To tie the pieces together, here is a runnable script that builds an array, filters it, and computes a summary using table.insert, table.remove, and table.concat:

local raw_scores = { 72, 95, 88, 61, 99, 74, 85, 91 }

-- Remove scores below 75 (replace with nil, then compact)
for i = 1, #raw_scores do
    if raw_scores[i] < 75 then
        raw_scores[i] = nil
    end
end

-- Compact: rebuild as a sequential table
local passing = {}
for _, score in pairs(raw_scores) do
    table.insert(passing, score)
end

-- Sort and format
table.sort(passing, function(a, b) return a > b end)

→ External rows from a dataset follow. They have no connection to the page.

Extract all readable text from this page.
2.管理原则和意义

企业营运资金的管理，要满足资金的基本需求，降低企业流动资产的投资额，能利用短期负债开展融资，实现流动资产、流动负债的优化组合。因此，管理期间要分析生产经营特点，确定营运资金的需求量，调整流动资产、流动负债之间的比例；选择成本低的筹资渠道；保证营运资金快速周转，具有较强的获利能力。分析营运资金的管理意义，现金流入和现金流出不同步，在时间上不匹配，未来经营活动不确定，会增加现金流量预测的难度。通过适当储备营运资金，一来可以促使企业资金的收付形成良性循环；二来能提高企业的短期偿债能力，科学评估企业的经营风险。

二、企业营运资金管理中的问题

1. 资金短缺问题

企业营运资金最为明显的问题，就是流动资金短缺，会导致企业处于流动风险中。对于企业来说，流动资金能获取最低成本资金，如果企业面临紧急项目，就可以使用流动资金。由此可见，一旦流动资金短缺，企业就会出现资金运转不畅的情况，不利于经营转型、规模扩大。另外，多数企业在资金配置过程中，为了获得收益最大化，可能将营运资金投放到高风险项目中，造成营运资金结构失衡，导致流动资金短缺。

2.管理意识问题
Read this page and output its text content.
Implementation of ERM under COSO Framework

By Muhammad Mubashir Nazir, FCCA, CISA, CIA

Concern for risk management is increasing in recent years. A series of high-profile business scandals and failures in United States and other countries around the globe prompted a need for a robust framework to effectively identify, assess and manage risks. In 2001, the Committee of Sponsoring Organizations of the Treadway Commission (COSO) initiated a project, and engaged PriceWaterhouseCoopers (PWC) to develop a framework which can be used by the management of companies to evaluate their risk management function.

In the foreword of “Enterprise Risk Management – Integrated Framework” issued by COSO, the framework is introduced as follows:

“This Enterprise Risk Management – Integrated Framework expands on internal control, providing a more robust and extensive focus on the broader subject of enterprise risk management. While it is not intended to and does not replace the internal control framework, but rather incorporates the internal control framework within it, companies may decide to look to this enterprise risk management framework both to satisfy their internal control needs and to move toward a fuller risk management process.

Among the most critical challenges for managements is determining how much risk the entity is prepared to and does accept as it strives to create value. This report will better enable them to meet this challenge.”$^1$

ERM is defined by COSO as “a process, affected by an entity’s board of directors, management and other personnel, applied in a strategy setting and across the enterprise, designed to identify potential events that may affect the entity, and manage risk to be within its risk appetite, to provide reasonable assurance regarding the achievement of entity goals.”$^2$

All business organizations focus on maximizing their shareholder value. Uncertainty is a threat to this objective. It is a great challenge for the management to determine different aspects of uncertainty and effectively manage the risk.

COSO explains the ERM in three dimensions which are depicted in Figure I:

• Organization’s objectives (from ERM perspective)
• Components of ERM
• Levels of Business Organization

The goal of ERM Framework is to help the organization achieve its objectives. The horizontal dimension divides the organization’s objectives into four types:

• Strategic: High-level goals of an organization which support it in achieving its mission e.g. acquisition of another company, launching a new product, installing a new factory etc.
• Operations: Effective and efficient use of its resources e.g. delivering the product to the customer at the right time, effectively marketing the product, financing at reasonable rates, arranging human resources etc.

print("Passing scores (sorted):", table.concat(passing, ", "))

local sum = 0
for i = 1, #passing do
    sum = sum + passing[i]
end
print("Average:", string.format("%.1f", sum / #passing))

Output:

Passing scores (sorted): 99, 95, 91, 88, 85, 74
Average: 88.7

Notice the pattern: removing elements by setting them to nil creates gaps, so table.sort would behave unpredictably. Rebuilding into a fresh sequential table with pairs sidesteps that problem entirely.

Summary

Lua’s tables are deceptively simple. On the surface they look like ordinary arrays, but underneath they are full hash maps that can hold any mix of keys and values. For array-style work, stick to sequential tables — integer keys from 1 to n with no gaps — and let table.insert, table.remove, and table.concat do the heavy lifting. Reserve pairs() for sparse or mixed tables, and never trust # on a table that might have holes.